摘要

Accurate estimates of soil carbon (C) contents over large spatial scales require extensive sampling and are susceptible to error associated with landscape variability. Various methods to minimize error have been posed, including conditioned Latin hypercube sampling (cLHS). The potential advantage of cLHS is that it uses existing ancillary landscape data in geographic information systems to select stratified random samples. Although the theoretical basis for cLHS has been demonstrated, few empirical evaluations have been performed. This study compared simple random, stratified random, and cLHS predictions of soil C content and their associated variability. A population of 903 gridded samples was collected and then subsampled based on stratification of curvature, slope, land cover, and soil type using 1, 5, 12, and 35% data set proportions. Random stratified and cLHS methods best approximated mean and variance of the population at sample sizes of 5 and 12%. Large advantages of cLHS relative to stratified random sampling were not apparent at this site, although cLHS consistently sampled the tails of the soil C content population distribution.
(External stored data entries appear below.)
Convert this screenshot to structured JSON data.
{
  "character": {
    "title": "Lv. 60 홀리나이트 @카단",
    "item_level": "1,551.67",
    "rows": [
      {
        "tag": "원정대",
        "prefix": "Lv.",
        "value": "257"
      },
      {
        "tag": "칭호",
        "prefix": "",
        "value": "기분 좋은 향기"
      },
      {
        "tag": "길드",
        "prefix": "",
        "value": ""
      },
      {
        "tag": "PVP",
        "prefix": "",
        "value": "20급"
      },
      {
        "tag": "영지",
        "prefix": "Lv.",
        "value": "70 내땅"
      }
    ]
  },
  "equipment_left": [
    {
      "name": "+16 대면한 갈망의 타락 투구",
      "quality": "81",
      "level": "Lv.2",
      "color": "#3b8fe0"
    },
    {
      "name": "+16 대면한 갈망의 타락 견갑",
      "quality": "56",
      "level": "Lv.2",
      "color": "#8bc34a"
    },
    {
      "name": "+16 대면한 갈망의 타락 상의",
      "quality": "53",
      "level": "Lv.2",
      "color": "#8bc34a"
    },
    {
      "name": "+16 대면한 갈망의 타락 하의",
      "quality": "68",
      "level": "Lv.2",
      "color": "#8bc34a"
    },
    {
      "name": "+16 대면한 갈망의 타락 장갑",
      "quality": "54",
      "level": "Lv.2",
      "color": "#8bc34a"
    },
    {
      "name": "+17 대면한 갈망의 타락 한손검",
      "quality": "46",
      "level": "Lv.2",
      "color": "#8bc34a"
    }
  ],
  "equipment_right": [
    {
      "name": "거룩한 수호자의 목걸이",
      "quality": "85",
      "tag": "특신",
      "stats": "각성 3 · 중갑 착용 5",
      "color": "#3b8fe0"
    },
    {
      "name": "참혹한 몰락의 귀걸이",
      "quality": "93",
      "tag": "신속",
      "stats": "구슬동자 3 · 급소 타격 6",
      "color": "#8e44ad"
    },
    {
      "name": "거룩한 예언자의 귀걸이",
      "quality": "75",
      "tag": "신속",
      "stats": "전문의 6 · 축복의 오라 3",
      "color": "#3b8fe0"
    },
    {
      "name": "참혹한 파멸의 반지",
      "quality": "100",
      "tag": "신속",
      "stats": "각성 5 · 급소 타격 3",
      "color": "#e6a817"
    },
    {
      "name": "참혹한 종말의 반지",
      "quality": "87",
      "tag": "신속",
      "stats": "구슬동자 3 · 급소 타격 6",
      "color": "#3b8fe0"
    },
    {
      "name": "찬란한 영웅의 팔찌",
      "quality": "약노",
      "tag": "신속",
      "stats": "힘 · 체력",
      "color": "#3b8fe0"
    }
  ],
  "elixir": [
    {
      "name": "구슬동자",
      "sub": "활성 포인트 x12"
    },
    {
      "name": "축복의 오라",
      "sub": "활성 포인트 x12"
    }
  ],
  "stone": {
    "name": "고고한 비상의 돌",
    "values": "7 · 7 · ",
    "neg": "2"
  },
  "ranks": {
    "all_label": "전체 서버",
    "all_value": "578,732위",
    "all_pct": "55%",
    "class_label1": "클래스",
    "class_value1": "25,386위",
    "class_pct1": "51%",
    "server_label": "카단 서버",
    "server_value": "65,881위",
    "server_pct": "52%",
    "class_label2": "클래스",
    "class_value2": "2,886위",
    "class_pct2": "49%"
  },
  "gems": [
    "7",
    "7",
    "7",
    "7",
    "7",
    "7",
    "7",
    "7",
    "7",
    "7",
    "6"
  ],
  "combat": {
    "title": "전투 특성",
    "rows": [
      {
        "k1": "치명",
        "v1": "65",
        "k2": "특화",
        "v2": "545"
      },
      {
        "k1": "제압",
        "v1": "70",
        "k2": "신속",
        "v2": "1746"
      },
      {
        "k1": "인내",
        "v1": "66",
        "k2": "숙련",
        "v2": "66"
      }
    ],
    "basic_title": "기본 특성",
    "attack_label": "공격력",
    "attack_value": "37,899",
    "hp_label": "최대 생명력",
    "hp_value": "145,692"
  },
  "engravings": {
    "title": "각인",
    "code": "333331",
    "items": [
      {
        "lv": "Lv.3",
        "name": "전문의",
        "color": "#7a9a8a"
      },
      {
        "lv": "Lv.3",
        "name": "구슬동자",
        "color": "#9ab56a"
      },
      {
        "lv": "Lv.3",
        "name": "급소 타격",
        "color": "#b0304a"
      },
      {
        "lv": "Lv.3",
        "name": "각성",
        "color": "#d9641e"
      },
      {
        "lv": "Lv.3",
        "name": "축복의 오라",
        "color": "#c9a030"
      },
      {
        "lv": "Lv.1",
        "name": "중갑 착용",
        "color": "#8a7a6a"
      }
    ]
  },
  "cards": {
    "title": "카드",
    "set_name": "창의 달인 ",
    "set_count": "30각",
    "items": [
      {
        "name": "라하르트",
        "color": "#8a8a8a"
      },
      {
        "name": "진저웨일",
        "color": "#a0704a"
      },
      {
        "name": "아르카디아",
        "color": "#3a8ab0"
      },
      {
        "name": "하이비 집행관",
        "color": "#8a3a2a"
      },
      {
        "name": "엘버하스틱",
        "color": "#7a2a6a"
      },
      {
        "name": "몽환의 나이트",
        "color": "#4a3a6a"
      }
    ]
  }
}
Mapped soil C contents from the three sampling methods using regression kriging resulted in root mean square error (+/- SE) values of 11.1 +/- 0.5, 13.4 +/- 0.3, and 10.1 +/- 0.2 Mg ha(-1), for random, stratified, and cLHS sampling. Stratification sampling methods such as cLHS and stratified random sampling use existing ancillary information to provide an effective means for stratifying sampling locations within existing feature space and can offer improved spatial predictions of landscape-associated soil C contents. FOR. SCI. 58(5):513-522.